Artykuły

Miejsko

Poszarpane tkanki życia, spektakl przyzwyczajeń, klimat prowincjonalnego i zmurszałego miasta, udane pogodzenie Czechowowskiego nic nie dziania się z zaangażowaniem - o spektaklu "Trzy siostry" w reż. Krzysztofa Minkowskiego w Teatrze im. Norwida w Jeleniej Górze pisze Wojciech Wojciechowski z Nowej Siły Krytycznej.

Polonista, lokalny dziennikarz, mieszkaniec forum internetowego.

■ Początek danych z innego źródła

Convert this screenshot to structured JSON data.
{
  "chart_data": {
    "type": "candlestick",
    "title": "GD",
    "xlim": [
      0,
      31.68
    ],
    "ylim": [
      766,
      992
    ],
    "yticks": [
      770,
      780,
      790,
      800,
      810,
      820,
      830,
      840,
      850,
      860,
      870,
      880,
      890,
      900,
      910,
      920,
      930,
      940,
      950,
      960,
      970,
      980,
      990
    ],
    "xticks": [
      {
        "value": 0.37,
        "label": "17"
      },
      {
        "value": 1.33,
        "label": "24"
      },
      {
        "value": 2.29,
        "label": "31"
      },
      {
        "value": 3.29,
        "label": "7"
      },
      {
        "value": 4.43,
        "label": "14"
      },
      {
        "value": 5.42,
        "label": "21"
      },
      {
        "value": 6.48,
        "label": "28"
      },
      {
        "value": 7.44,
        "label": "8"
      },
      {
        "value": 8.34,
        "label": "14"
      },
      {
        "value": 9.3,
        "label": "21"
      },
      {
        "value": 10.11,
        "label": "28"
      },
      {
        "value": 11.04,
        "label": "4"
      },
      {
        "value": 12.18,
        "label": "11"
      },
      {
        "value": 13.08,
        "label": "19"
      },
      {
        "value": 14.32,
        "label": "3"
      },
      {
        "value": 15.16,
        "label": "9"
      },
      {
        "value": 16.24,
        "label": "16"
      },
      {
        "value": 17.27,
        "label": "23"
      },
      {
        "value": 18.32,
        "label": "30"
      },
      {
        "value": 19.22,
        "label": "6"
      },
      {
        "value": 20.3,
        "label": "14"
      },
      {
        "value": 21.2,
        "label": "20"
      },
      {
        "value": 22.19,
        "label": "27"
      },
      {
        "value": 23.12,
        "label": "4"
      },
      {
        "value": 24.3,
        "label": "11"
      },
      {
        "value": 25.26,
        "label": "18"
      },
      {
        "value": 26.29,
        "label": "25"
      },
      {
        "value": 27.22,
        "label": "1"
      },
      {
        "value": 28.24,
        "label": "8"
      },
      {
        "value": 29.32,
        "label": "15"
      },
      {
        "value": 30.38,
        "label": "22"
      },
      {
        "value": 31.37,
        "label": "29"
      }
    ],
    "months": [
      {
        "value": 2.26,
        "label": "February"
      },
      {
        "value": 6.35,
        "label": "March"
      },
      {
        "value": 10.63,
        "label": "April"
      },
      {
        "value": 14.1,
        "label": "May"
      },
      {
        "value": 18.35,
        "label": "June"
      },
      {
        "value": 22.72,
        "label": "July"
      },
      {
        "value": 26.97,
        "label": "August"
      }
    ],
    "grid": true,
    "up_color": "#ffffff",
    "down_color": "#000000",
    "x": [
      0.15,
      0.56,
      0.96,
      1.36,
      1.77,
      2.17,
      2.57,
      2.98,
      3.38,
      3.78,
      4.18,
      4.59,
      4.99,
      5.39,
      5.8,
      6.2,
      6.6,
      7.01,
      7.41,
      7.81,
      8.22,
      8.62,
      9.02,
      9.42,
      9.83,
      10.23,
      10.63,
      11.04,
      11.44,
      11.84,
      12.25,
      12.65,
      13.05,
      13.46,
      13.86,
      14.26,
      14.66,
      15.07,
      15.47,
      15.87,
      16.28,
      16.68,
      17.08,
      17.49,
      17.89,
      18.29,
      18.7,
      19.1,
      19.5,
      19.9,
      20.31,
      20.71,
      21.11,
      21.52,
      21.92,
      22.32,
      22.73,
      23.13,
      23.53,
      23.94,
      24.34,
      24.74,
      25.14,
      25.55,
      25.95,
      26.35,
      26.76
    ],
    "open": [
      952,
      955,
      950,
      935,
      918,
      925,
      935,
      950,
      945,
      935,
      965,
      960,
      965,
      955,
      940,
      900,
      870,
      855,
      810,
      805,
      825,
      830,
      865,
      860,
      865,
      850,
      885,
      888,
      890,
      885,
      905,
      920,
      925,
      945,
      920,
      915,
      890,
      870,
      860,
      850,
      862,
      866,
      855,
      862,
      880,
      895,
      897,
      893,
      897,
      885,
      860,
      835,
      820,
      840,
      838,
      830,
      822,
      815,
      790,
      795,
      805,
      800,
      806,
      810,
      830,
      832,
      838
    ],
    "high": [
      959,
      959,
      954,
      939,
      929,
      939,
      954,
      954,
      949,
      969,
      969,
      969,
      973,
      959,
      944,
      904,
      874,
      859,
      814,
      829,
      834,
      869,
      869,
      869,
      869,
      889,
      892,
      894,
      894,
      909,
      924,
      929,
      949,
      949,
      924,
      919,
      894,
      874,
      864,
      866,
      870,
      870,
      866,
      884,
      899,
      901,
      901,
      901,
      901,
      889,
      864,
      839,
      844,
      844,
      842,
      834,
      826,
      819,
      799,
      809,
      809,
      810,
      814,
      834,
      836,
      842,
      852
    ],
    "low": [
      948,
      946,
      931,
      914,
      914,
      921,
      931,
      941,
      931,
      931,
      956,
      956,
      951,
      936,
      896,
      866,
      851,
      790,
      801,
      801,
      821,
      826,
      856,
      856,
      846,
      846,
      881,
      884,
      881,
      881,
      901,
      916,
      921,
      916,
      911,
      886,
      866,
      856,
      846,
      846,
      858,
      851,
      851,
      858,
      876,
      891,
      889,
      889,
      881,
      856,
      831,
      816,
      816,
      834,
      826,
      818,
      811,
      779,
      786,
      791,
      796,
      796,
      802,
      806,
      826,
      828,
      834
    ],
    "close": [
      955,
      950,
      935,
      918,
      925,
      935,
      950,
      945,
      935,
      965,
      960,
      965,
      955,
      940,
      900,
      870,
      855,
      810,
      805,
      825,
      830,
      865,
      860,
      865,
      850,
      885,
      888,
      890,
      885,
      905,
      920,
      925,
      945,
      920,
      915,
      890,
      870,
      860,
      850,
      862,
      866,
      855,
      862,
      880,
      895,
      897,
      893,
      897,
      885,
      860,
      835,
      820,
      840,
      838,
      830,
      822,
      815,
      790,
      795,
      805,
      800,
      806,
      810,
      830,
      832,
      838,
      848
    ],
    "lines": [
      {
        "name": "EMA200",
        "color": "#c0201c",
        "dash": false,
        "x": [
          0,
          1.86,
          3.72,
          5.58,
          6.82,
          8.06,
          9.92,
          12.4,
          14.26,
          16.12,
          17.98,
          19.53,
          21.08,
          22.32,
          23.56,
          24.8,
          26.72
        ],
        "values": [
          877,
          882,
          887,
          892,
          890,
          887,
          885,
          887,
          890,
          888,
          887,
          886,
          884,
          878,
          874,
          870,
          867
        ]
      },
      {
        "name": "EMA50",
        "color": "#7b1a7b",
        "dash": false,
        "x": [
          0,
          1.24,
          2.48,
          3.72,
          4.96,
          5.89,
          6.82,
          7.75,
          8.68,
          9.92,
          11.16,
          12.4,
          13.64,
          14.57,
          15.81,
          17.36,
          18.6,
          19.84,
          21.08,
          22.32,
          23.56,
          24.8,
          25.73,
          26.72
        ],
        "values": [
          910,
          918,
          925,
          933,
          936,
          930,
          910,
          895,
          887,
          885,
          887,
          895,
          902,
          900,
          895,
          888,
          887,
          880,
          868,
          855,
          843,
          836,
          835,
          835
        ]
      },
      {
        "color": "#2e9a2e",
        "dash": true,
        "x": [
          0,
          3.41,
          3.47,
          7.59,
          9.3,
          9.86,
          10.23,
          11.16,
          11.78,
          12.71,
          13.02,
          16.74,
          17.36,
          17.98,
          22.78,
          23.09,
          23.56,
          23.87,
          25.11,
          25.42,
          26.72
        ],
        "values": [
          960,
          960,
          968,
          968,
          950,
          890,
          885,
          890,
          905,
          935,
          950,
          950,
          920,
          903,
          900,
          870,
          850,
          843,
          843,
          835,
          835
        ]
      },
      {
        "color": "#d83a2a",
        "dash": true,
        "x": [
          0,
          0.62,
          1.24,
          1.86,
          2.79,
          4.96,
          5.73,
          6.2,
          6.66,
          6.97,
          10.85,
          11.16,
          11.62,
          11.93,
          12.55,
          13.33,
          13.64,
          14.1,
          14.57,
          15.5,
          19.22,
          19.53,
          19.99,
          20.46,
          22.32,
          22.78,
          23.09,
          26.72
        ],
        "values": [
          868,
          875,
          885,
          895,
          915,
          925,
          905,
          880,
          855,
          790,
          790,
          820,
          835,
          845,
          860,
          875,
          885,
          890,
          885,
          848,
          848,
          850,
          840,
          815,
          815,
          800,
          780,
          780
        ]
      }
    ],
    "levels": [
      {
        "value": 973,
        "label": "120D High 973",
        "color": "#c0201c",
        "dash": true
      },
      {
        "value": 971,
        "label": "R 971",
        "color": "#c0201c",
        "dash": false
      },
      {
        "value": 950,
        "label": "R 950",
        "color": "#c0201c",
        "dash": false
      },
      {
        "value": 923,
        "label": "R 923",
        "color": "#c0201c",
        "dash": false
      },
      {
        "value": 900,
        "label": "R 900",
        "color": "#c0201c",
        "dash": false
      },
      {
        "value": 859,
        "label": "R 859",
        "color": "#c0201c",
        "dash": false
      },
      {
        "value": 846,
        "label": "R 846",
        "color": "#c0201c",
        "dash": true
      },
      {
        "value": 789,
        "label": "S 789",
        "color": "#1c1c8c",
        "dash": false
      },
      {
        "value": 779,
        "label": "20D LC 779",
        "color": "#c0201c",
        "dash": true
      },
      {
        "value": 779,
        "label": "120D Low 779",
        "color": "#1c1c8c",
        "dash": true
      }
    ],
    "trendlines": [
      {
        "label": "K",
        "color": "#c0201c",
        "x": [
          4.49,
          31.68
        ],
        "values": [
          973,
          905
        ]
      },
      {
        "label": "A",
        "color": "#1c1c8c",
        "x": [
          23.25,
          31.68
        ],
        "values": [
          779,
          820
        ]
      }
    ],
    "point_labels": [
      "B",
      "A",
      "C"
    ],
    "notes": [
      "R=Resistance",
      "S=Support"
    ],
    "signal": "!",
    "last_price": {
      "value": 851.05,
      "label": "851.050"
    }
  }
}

Ktoś. Stoi w deszczu przed słupem ogłoszeniowym. Krople deszczu odbijają się od chodnikowego lastryko. Wpatrzony w afisz, myśli: "Nareszcie coś z klasyki. Jednak Bóg istnieje. Uff! Skończmy w końcu z tym zaangażowanym teatrem, przepisywaniem klasyków na nowo przez młodocianych lewaków. Wyjdźmy w końcu poza krąg artystów o cielesno-wulgarnych fiksacjach i odpocznijmy przy głębokiej psychologii, niuansach, lnianym obrusie, samowarze z herbatą". Czyżby to było jedno z marzeń mieszczańskiego widza, którego gust jest nieco skrzywdzony przez politykę repertuarową poprzednich dyrektorów? Czy jest to widz, który może nie ze swojej winy, ale jednak nie ogarnia nowych dyskursów, a widząc w końcu afisz z tytułem "Trzy siostry", zobaczył światełko w tunelu?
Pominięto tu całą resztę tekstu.